Department of Computer Science and Operations Research, Université de Montréal, Montréal, Québec, Canada.
PLoS Comput Biol. 2011 Sep;7(9):e1002150. doi: 10.1371/journal.pcbi.1002150. Epub 2011 Sep 15.
Protein-coding genes in eukaryotes are interrupted by introns, but intron densities widely differ between eukaryotic lineages. Vertebrates, some invertebrates and green plants have intron-rich genes, with 6-7 introns per kilobase of coding sequence, whereas most of the other eukaryotes have intron-poor genes. We reconstructed the history of intron gain and loss using a probabilistic Markov model (Markov Chain Monte Carlo, MCMC) on 245 orthologous genes from 99 genomes representing the three of the five supergroups of eukaryotes for which multiple genome sequences are available. Intron-rich ancestors are confidently reconstructed for each major group, with 53 to 74% of the human intron density inferred with 95% confidence for the Last Eukaryotic Common Ancestor (LECA). The results of the MCMC reconstruction are compared with the reconstructions obtained using Maximum Likelihood (ML) and Dollo parsimony methods. An excellent agreement between the MCMC and ML inferences is demonstrated whereas Dollo parsimony introduces a noticeable bias in the estimations, typically yielding lower ancestral intron densities than MCMC and ML. Evolution of eukaryotic genes was dominated by intron loss, with substantial gain only at the bases of several major branches including plants and animals. The highest intron density, 120 to 130% of the human value, is inferred for the last common ancestor of animals. The reconstruction shows that the entire line of descent from LECA to mammals was intron-rich, a state conducive to the evolution of alternative splicing.
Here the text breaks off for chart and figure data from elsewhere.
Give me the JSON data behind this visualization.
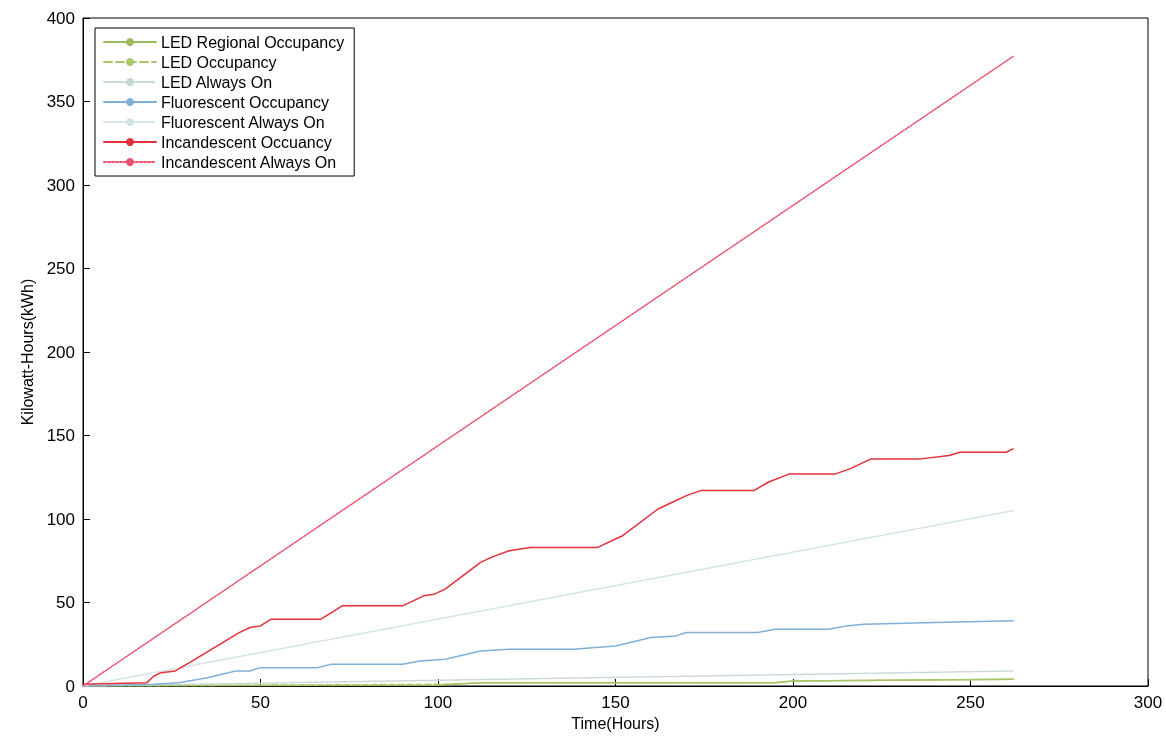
{
  "chart_data": {
    "type": "line",
    "xlabel": "Time(Hours)",
    "ylabel": "Kilowatt-Hours(kWh)",
    "xlim": [
      0,
      300
    ],
    "xticks": [
      0,
      50,
      100,
      150,
      200,
      250,
      300
    ],
    "ylim": [
      0,
      400
    ],
    "yticks": [
      0,
      50,
      100,
      150,
      200,
      250,
      300,
      350,
      400
    ],
    "grid": false,
    "legend": "top left",
    "marker": "none",
    "series": [
      {
        "name": "LED Regional Occupancy",
        "color": "#9dba5c",
        "line_style": "solid",
        "x": [
          0,
          100,
          112,
          195,
          200,
          262
        ],
        "values": [
          0,
          0.5,
          2,
          2,
          3,
          4
        ]
      },
      {
        "name": "LED Occupancy",
        "color": "#a8c86a",
        "line_style": "dashed",
        "x": [
          0,
          100,
          115,
          195,
          200,
          262
        ],
        "values": [
          0,
          1,
          2,
          2,
          3,
          4
        ]
      },
      {
        "name": "LED Always On",
        "color": "#c4d6d2",
        "line_style": "dotted",
        "x": [
          0,
          262
        ],
        "values": [
          0,
          9
        ]
      },
      {
        "name": "Fluorescent Occupancy",
        "color": "#7fb0d8",
        "line_style": "solid",
        "x": [
          0,
          20,
          27,
          35,
          43,
          47,
          50,
          66,
          70,
          90,
          95,
          102,
          112,
          120,
          138,
          150,
          160,
          167,
          170,
          190,
          195,
          210,
          215,
          220,
          240,
          262
        ],
        "values": [
          0,
          1,
          2,
          5,
          9,
          9,
          11,
          11,
          13,
          13,
          15,
          16,
          21,
          22,
          22,
          24,
          29,
          30,
          32,
          32,
          34,
          34,
          36,
          37,
          38,
          39
        ]
      },
      {
        "name": "Fluorescent Always On",
        "color": "#cfe2e6",
        "line_style": "dotted",
        "x": [
          0,
          262
        ],
        "values": [
          0,
          105
        ]
      },
      {
        "name": "Incandescent Occuancy",
        "color": "#e3303a",
        "line_style": "solid",
        "x": [
          0,
          18,
          20,
          22,
          26,
          30,
          44,
          47,
          50,
          53,
          67,
          70,
          73,
          90,
          93,
          96,
          99,
          102,
          112,
          115,
          120,
          126,
          145,
          150,
          152,
          162,
          166,
          170,
          174,
          189,
          193,
          199,
          212,
          216,
          219,
          222,
          236,
          244,
          247,
          260,
          262
        ],
        "values": [
          1,
          2,
          6,
          8,
          9,
          14,
          32,
          35,
          36,
          40,
          40,
          44,
          48,
          48,
          51,
          54,
          55,
          58,
          74,
          77,
          81,
          83,
          83,
          88,
          90,
          106,
          110,
          114,
          117,
          117,
          122,
          127,
          127,
          130,
          133,
          136,
          136,
          138,
          140,
          140,
          142
        ]
      },
      {
        "name": "Incandescent Always On",
        "color": "#e8506a",
        "line_style": "dotted",
        "x": [
          0,
          262
        ],
        "values": [
          0,
          377
        ]
      }
    ]
  }
}
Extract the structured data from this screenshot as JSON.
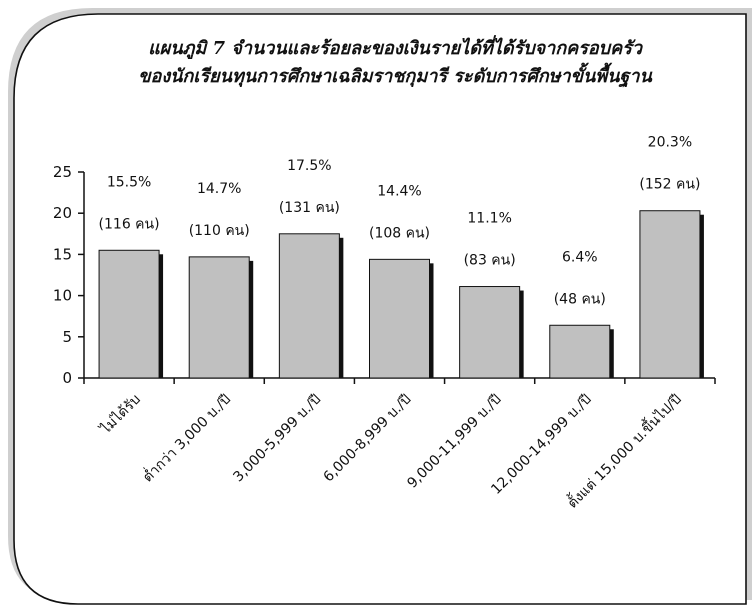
{
  "chart_data": {
    "type": "bar",
    "title_line1": "แผนภูมิ 7 จำนวนและร้อยละของเงินรายได้ที่ได้รับจากครอบครัว",
    "title_line2": "ของนักเรียนทุนการศึกษาเฉลิมราชกุมารี ระดับการศึกษาขั้นพื้นฐาน",
    "categories": [
      "ไม่ได้รับ",
      "ต่ำกว่า 3,000 บ./ปี",
      "3,000-5,999 บ./ปี",
      "6,000-8,999 บ./ปี",
      "9,000-11,999 บ./ปี",
      "12,000-14,999 บ./ปี",
      "ตั้งแต่ 15,000 บ.ขึ้นไป/ปี"
    ],
    "values": [
      15.5,
      14.7,
      17.5,
      14.4,
      11.1,
      6.4,
      20.3
    ],
    "percent_labels": [
      "15.5%",
      "14.7%",
      "17.5%",
      "14.4%",
      "11.1%",
      "6.4%",
      "20.3%"
    ],
    "count_labels": [
      "(116 คน)",
      "(110 คน)",
      "(131 คน)",
      "(108 คน)",
      "(83 คน)",
      "(48 คน)",
      "(152 คน)"
    ],
    "y_ticks": [
      "0",
      "5",
      "10",
      "15",
      "20",
      "25"
    ],
    "ylim": [
      0,
      25
    ],
    "grid": false,
    "legend": "none",
    "colors": {
      "bar_fill": "#c0c0c0",
      "bar_stroke": "#111111",
      "bar_shadow": "#111111",
      "frame_stroke": "#111111",
      "frame_shadow": "#c9c9c9"
    }
  }
}
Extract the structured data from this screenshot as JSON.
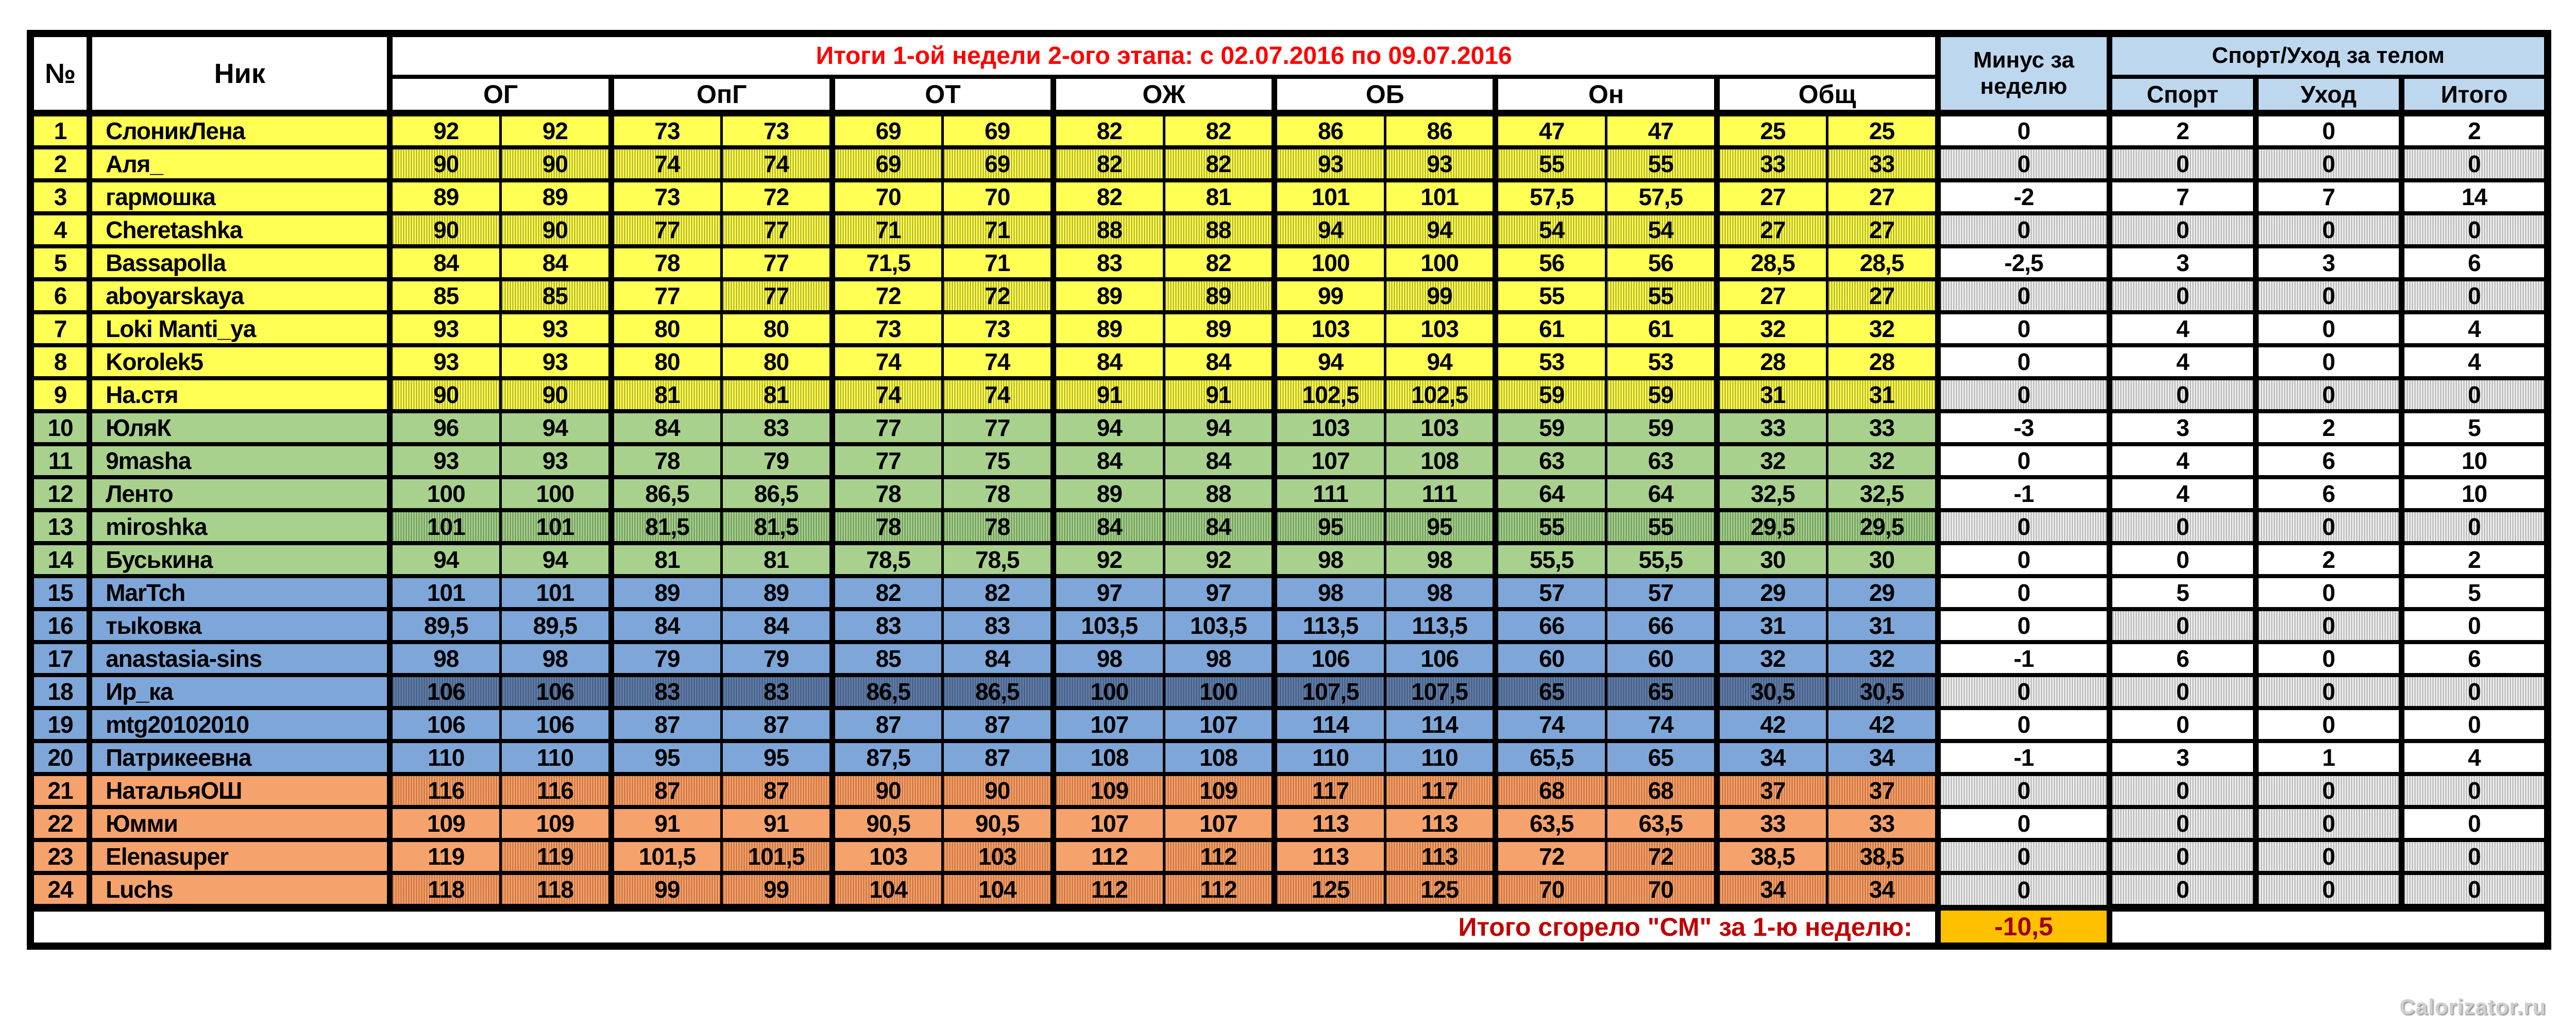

真核生物的蛋白质编码基因被内含子打断,但真核生物谱系之间的内含子密度差异很大。脊椎动物、一些无脊椎动物和绿色植物的基因富含内含子,每千碱基编码序列有 6-7 个内含子,而其他大多数真核生物的基因则内含子较少。我们使用概率马尔可夫模型(马尔可夫链蒙特卡罗,MCMC)对来自 99 个基因组的 245 个直系同源基因进行了分析,这些基因组代表了有多个基因组序列的真核生物的五个超级群中的三个。每个主要群体的内含子丰富的祖先都被自信地重建,人类的内含子密度有 53%到 74%可以用 95%置信区间推断出最后真核生物共同祖先(LECA)的内含子密度。MCMC 重建的结果与使用最大似然(ML)和多洛简约法获得的重建结果进行了比较。MCMC 和 ML 的推断结果之间表现出极好的一致性,而多洛简约法在估计中引入了明显的偏差,通常导致比 MCMC 和 ML 更低的祖先内含子密度。真核生物基因的进化主要由内含子丢失驱动,只有在包括植物和动物在内的几个主要分支的基础上才有大量的内含子获得。动物的最后共同祖先的内含子密度最高,为人类值的 120%到 130%。重建结果表明,从 LECA 到哺乳动物的整个谱系都是内含子丰富的,这有利于选择性剪接的进化。